In a nightly ritual, the spider consumes the interior circular part of the web, and then rebuilds it each morning with fresh new silk. It is believed that the spider does this to recover the chemicals used in web building and to consume minuscule insects and other organic matter containing nutrition. During the daytime, the spider occupies the center of the web, usually facing straight down, waiting for larger prey to become ensnared. When prey is caught in the web, the spider may bounce the web back and forth to further trap it. When the prey is secure, the spider injects it with deadly venom and wraps it in a cocoon of silk for later consumption. Their black and yellow garden spider eats a variety of invertebrates including aphids, flies, grasshoppers, mosquitoes, wasps and bees.
When a male black and yellow garden spider finds a female, he will build a small web near or actually in the female’s web. He will then court her by plucking the strands of her web. The male usually approaches the female with a silken safety drop line ready, just in case she attacks him and he needs to escape. If things go well, the spiders will mate, after which the male will die and is sometimes eaten by the female. She lays her eggs at night on a sheet of silky material, which she covers with another layer of silk, then a final protective layer of brown colored silk. She works the sheet into a ball with her legs and suspends the egg sac onto her web.
Each female spider produces one to four egg sacs, each with around a 1000 eggs inside. She guards the eggs against predators until the weather cools and she becomes frail, with adult spiders usually dying with the first hard frost. The spiderlings hatch in the fall, but stay in the protective egg sack for the winter and emerge in the spring. At first they are so tiny that they look like dust gathered inside the silk mesh. When summer rolls around, some of the spiderlings remain nearby, but others exude a strand of silk that gets caught by the breeze, carrying them to a more distant area.

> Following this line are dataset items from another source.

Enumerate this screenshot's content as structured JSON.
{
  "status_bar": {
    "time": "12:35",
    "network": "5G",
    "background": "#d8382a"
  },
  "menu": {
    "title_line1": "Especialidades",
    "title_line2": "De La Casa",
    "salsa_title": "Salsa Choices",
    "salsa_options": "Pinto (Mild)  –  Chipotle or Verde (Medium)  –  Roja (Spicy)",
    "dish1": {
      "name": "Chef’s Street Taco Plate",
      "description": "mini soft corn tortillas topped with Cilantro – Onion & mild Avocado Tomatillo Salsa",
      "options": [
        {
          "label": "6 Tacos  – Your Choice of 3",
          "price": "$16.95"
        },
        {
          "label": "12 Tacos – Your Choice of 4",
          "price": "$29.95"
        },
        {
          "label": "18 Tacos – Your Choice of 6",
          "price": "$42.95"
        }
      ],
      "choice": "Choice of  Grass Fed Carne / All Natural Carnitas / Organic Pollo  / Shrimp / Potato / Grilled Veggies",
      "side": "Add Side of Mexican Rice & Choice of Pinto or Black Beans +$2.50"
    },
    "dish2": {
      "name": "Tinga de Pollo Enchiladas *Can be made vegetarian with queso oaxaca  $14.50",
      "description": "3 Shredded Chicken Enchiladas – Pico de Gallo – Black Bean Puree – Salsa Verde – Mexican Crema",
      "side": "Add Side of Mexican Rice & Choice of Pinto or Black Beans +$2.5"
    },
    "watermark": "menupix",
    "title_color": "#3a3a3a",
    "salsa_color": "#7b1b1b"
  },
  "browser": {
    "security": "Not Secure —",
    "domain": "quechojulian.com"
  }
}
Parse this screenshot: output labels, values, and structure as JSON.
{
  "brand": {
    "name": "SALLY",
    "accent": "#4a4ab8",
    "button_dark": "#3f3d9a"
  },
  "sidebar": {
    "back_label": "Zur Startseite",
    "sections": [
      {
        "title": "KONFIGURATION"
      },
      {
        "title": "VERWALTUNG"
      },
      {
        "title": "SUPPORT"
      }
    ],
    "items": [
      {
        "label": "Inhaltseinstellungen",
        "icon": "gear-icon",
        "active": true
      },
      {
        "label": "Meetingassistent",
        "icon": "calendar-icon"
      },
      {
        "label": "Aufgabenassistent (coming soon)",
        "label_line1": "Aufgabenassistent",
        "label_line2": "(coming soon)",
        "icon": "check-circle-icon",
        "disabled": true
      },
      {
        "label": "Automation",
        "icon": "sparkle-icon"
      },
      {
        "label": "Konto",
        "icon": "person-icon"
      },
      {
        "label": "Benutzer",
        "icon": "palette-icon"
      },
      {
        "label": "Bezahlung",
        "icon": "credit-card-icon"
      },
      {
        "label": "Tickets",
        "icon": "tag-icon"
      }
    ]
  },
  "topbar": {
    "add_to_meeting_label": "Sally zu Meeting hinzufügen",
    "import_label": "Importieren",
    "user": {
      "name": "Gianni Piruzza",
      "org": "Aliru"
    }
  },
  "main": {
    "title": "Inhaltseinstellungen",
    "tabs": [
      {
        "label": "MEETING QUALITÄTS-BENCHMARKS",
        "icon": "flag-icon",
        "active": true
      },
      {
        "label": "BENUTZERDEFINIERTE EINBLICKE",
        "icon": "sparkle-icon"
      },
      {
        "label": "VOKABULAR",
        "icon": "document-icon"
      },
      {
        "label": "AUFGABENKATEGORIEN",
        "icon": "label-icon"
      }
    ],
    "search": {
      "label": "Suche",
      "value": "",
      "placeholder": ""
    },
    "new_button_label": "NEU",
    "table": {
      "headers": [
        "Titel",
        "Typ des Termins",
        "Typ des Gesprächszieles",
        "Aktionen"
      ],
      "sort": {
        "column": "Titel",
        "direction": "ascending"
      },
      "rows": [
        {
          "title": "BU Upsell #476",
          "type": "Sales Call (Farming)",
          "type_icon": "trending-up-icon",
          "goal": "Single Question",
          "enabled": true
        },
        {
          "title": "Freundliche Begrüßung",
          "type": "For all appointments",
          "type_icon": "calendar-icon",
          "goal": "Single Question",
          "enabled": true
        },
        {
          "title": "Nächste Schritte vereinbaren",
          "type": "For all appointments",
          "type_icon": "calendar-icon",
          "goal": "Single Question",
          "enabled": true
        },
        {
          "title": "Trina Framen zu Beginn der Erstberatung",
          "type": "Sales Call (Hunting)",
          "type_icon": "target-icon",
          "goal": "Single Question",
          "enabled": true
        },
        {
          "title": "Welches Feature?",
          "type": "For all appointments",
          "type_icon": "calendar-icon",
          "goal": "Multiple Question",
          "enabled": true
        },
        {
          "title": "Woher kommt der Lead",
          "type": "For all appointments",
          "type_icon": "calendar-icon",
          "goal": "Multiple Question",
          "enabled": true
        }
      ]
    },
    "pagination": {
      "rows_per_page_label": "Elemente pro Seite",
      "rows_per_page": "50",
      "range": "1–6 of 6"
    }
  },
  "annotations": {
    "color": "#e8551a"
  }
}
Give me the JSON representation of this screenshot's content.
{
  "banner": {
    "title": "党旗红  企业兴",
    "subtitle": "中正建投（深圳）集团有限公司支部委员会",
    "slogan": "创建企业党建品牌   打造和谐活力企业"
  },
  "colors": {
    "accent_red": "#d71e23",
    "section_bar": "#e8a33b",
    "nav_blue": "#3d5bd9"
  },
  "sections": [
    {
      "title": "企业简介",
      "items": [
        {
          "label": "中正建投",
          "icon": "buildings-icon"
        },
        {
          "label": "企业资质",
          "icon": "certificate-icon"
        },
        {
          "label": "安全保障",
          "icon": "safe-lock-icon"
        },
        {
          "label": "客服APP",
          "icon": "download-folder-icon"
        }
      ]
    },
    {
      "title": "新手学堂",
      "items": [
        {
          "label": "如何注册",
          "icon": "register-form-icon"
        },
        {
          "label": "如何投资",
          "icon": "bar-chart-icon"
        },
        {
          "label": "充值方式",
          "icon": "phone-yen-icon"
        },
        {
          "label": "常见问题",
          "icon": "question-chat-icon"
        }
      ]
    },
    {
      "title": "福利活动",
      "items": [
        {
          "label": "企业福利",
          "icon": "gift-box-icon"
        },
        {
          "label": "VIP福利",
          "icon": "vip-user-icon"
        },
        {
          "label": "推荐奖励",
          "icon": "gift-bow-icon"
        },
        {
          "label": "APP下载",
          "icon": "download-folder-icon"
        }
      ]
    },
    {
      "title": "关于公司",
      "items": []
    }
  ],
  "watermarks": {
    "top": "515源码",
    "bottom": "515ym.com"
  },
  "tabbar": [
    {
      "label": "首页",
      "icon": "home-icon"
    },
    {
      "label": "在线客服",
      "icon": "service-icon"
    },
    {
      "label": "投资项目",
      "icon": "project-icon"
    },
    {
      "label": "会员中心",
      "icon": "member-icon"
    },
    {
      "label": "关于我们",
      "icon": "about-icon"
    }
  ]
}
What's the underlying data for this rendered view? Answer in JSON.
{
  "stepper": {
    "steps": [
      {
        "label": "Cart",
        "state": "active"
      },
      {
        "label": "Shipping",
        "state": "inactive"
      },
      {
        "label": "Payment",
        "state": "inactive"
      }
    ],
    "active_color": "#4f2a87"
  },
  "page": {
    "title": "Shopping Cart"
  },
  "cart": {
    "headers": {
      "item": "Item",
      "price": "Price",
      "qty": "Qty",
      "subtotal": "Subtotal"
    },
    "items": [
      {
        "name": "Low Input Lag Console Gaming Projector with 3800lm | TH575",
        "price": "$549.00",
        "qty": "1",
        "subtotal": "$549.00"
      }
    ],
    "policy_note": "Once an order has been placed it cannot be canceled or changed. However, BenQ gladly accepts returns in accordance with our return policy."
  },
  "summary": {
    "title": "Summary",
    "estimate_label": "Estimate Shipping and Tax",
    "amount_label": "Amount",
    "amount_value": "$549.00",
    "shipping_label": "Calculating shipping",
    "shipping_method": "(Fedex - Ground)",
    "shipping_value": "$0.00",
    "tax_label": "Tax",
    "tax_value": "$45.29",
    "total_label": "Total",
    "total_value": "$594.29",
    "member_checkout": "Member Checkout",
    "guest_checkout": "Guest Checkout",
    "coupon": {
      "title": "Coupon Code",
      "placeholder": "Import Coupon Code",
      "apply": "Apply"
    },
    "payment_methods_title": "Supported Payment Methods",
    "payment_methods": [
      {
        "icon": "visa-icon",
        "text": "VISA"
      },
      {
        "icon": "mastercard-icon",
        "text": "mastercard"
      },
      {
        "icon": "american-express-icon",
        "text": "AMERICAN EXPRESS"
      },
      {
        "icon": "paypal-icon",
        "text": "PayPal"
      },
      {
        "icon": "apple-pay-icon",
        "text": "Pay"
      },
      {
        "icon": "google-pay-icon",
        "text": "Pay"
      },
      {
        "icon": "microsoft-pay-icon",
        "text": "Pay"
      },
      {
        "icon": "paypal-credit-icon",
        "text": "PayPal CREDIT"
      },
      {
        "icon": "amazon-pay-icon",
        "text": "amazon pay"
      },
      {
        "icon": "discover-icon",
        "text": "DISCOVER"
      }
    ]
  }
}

If you see the strikingly beautiful black and yellow garden spider in your yard, there is no reason to relocate or kill it. They are beneficial and bring natural balance to their surroundings. Although people may be concerned about being bitten, they are not dangerous. They may bite when harassed, but the venom is harmless to non-allergic humans and feels no worse than a bee sting. In fact, their eyesight is quite poor, so just admire them from a few inches away and they won’t even know you are there.